Birth Plans Educate Parents
The main benefit of birth plans is their potential to help educate the patient. To create a birth plan, a patient must first research what a typical birth looks like and what they can do if something goes wrong. They are able to discuss questions and procedures with their doctor ahead of time, encouraging a stronger doctor-patient relationship. Additionally, thinking through the steps and options of birth can help a patient become emotionally and mentally prepared for the stress and pain that may occur.
Avoid Lawsuits and Broken Trust
Women can feel unheard and abused during the birth process if doctors are distant or overbearing. Already in a terrifying position, their trauma and anxiety can be heightened if they don’t feel that their doctor is listening to them. A study surveying women around the world about their birth trauma found that for two-thirds of women, the trauma stemmed from how medical professionals had treated them. Obviously, the last thing doctors want is to accidentally cause their patients trauma. Doing so can violate the doctor-patient relationship and potentially lead to malpractice suits.

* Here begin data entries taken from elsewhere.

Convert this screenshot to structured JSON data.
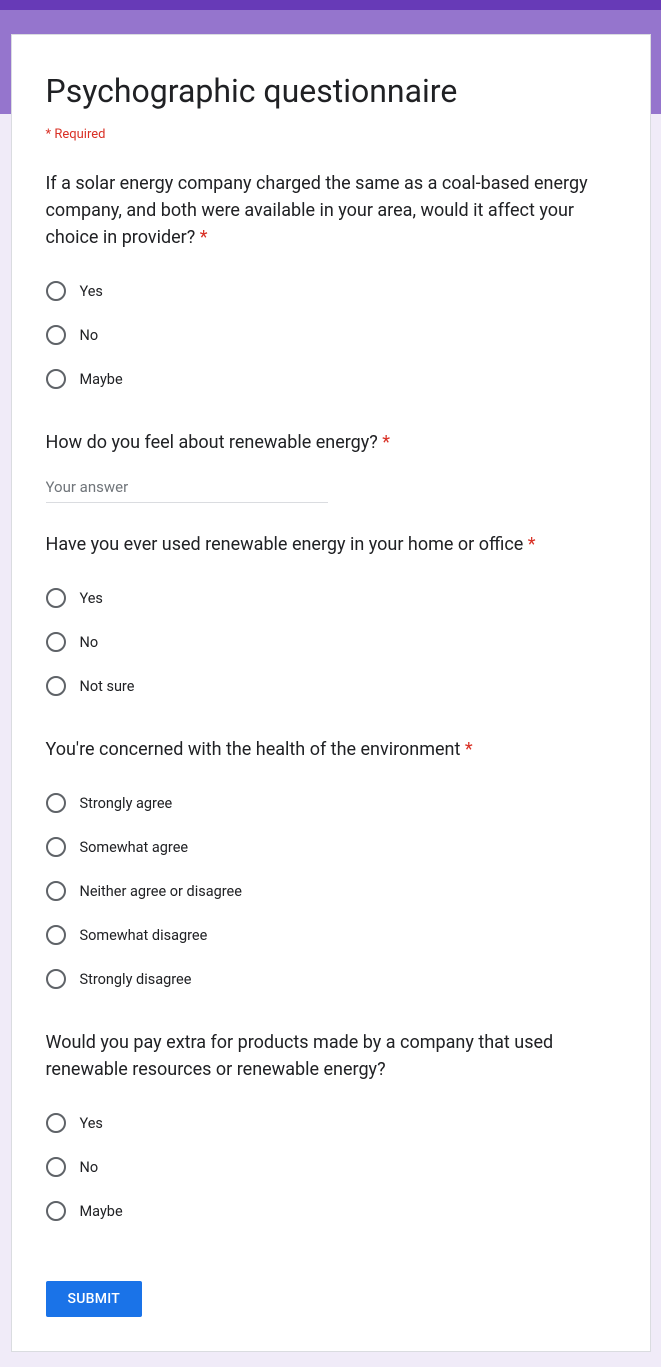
{
  "form": {
    "title": "Psychographic questionnaire",
    "required_note": "* Required",
    "submit_label": "Submit"
  },
  "q1": {
    "text": "If a solar energy company charged the same as a coal-based energy company, and both were available in your area, would it affect your choice in provider? ",
    "required": "*",
    "opt1": "Yes",
    "opt2": "No",
    "opt3": "Maybe"
  },
  "q2": {
    "text": "How do you feel about renewable energy? ",
    "required": "*",
    "placeholder": "Your answer"
  },
  "q3": {
    "text": "Have you ever used renewable energy in your home or office ",
    "required": "*",
    "opt1": "Yes",
    "opt2": "No",
    "opt3": "Not sure"
  },
  "q4": {
    "text": "You're concerned with the health of the environment ",
    "required": "*",
    "opt1": "Strongly agree",
    "opt2": "Somewhat agree",
    "opt3": "Neither agree or disagree",
    "opt4": "Somewhat disagree",
    "opt5": "Strongly disagree"
  },
  "q5": {
    "text": "Would you pay extra for products made by a company that used renewable resources or renewable energy?",
    "opt1": "Yes",
    "opt2": "No",
    "opt3": "Maybe"
  }
}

How Doctors Should Talk About Birth Plans With Patients
Explain Potential Complications
Many parents don’t understand the intricacies of all birth options. For example, they may not know that if they are planning to use position changes to help manage labor pain they will also be unable to use continuous monitoring to track the fetus’ heartbeat. Many birth plans contain contradictory preferences such as these. If possible, doctors should work through a birth plan with patients before labor begins to explain potential issues.
Encourage Patients to be Flexible
Remind patients that a birth plan is just that—only a plan, not a guarantee. Births can be unpredictable, and a situation may grow dangerous within moments. The plan may need to change to protect the health of the mother and child. Reassure patients that there is no such thing as a perfect birth. The priority is a safe and healthy delivery, and a birth that deviates from the plan is not a “failed birth." Be supportive of their preferences, but let them know that if things don’t go according to plan you will still be there to care for them and see them safely through this meaningful experience.